As jurors, your function is to listen to the evidence produced during the trial, and decide the case on its merits, not on the inclination of sympathy or prejudice. Service will delegate to you certain powers of decision on human affairs which are not given to every citizen. It will place upon you important duties and grave responsibilities which will enlist your best talents of appraisal and judgment.
Your duty requires that you be prompt, attentive, faithful to oath, considerate and tolerant of your fellow jurors, and sound and deliberate in your evaluations.
The Jury Clerk is available to hear and discuss any condition which makes your attendance impossible or impractical. Every effort will be made to see that your time is not wasted, and every consideration will be given to avoid your discomfort, inconvenience, distress or embarrassment.

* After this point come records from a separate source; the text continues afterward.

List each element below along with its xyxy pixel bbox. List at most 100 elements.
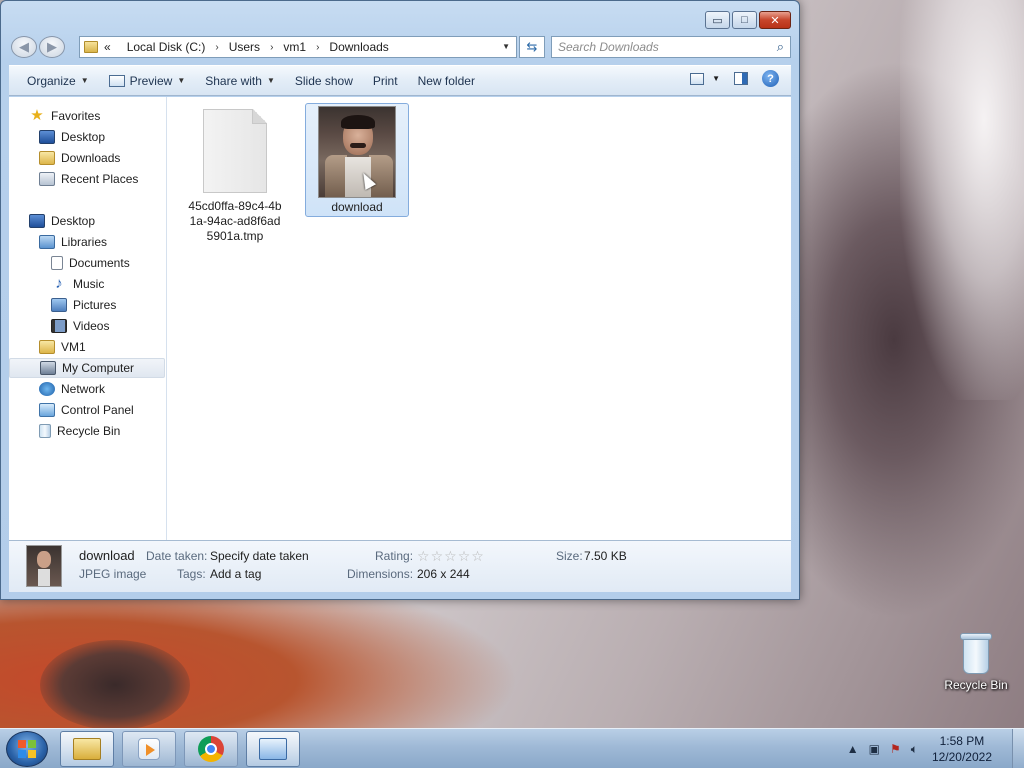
file-name: download: [331, 200, 383, 214]
address-bar[interactable]: « Local Disk (C:) › Users › vm1 › Downlo…: [79, 36, 517, 58]
taskbar-button-chrome[interactable]: [184, 731, 238, 767]
network-status-icon[interactable]: ▣: [869, 742, 880, 756]
nav-my-computer[interactable]: My Computer: [9, 358, 165, 378]
nav-favorites-recent-places[interactable]: Recent Places: [39, 169, 138, 189]
taskbar-button-remote-desktop[interactable]: [246, 731, 300, 767]
desktop-icon-label: Recycle Bin: [944, 678, 1008, 692]
dimensions-label: Dimensions:: [347, 567, 414, 581]
nav-label: Pictures: [73, 298, 117, 312]
star-outline-icon[interactable]: ☆: [431, 548, 445, 564]
preview-icon: [108, 74, 125, 87]
music-icon: ♪: [55, 275, 63, 292]
nav-label: Documents: [69, 256, 130, 270]
star-outline-icon[interactable]: ☆: [444, 548, 458, 564]
nav-label: Libraries: [61, 235, 108, 249]
breadcrumb-vm1[interactable]: vm1: [283, 40, 306, 54]
share-with-button[interactable]: Share with ▼: [195, 69, 285, 93]
nav-pictures[interactable]: Pictures: [51, 295, 116, 315]
control-panel-icon: [39, 403, 55, 417]
nav-libraries[interactable]: Libraries: [39, 232, 107, 252]
system-tray: ▲ ▣ ⚑ 🔈︎ 1:58 PM 12/20/2022: [847, 729, 1024, 768]
share-with-label: Share with: [205, 73, 262, 88]
taskbar: ▲ ▣ ⚑ 🔈︎ 1:58 PM 12/20/2022: [0, 728, 1024, 768]
nav-videos[interactable]: Videos: [51, 316, 109, 336]
nav-music[interactable]: ♪ Music: [51, 274, 104, 294]
nav-recycle-bin[interactable]: Recycle Bin: [39, 421, 120, 441]
file-item-download[interactable]: download: [305, 103, 409, 217]
breadcrumb: « Local Disk (C:) › Users › vm1 › Downlo…: [104, 40, 389, 54]
forward-button[interactable]: ▶: [39, 36, 65, 58]
rating-stars[interactable]: ☆☆☆☆☆: [417, 548, 485, 565]
caption-buttons: ▭ □ ✕: [705, 11, 791, 29]
preview-button[interactable]: Preview ▼: [99, 69, 196, 93]
star-outline-icon[interactable]: ☆: [417, 548, 431, 564]
print-button[interactable]: Print: [363, 69, 408, 93]
back-arrow-icon: ◀: [19, 39, 29, 54]
preview-pane-toggle-icon[interactable]: [734, 72, 748, 85]
breadcrumb-overflow[interactable]: «: [104, 40, 111, 54]
file-thumbnail: [183, 103, 287, 199]
start-button[interactable]: [6, 731, 48, 767]
details-file-type: JPEG image: [79, 567, 147, 581]
nav-vm1[interactable]: VM1: [39, 337, 86, 357]
maximize-button[interactable]: □: [732, 11, 757, 29]
taskbar-button-media-player[interactable]: [122, 731, 176, 767]
slide-show-button[interactable]: Slide show: [285, 69, 363, 93]
nav-documents[interactable]: Documents: [51, 253, 130, 273]
action-center-flag-icon[interactable]: ⚑: [890, 742, 901, 756]
star-outline-icon[interactable]: ☆: [471, 548, 485, 564]
nav-favorites-desktop[interactable]: Desktop: [39, 127, 105, 147]
pictures-icon: [51, 298, 67, 312]
nav-control-panel[interactable]: Control Panel: [39, 400, 134, 420]
volume-icon[interactable]: 🔈︎: [911, 742, 918, 757]
chrome-icon: [198, 736, 224, 762]
view-icon: [690, 72, 705, 85]
search-icon[interactable]: ⌕: [777, 39, 784, 55]
file-name: 45cd0ffa-89c4-4b1a-94ac-ad8f6ad5901a.tmp: [188, 199, 282, 243]
recent-places-icon: [39, 172, 55, 186]
help-icon[interactable]: ?: [762, 70, 779, 87]
tags-value[interactable]: Add a tag: [210, 567, 261, 581]
taskbar-button-explorer[interactable]: [60, 731, 114, 767]
change-view-button[interactable]: ▼: [690, 72, 720, 85]
back-button[interactable]: ◀: [11, 36, 37, 58]
nav-label: Downloads: [61, 151, 121, 165]
file-thumbnail: [306, 104, 408, 200]
new-folder-button[interactable]: New folder: [408, 69, 485, 93]
nav-label: My Computer: [62, 361, 135, 375]
nav-favorites-downloads[interactable]: Downloads: [39, 148, 120, 168]
show-desktop-button[interactable]: [1012, 729, 1024, 768]
nav-label: Desktop: [51, 214, 96, 228]
refresh-button[interactable]: ⇆: [519, 36, 545, 58]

You should also understand that although most lawyers, prosecutors and judges are friendly people, you may not have any private contact or conversations with them during the course of trial. Similarly, if you are selected for a trial, you are not to discuss the case with other jurors, family, friends, or anyone prior to deliberation. This should not be regarded as aloofness, but as a wise precaution against improper influence.
It is the Court's hope that these few introductory remarks will serve to make you feel at ease. We trust that you are sufficiently impressed with the importance of jury duty, and that you will do your utmost to promote justice.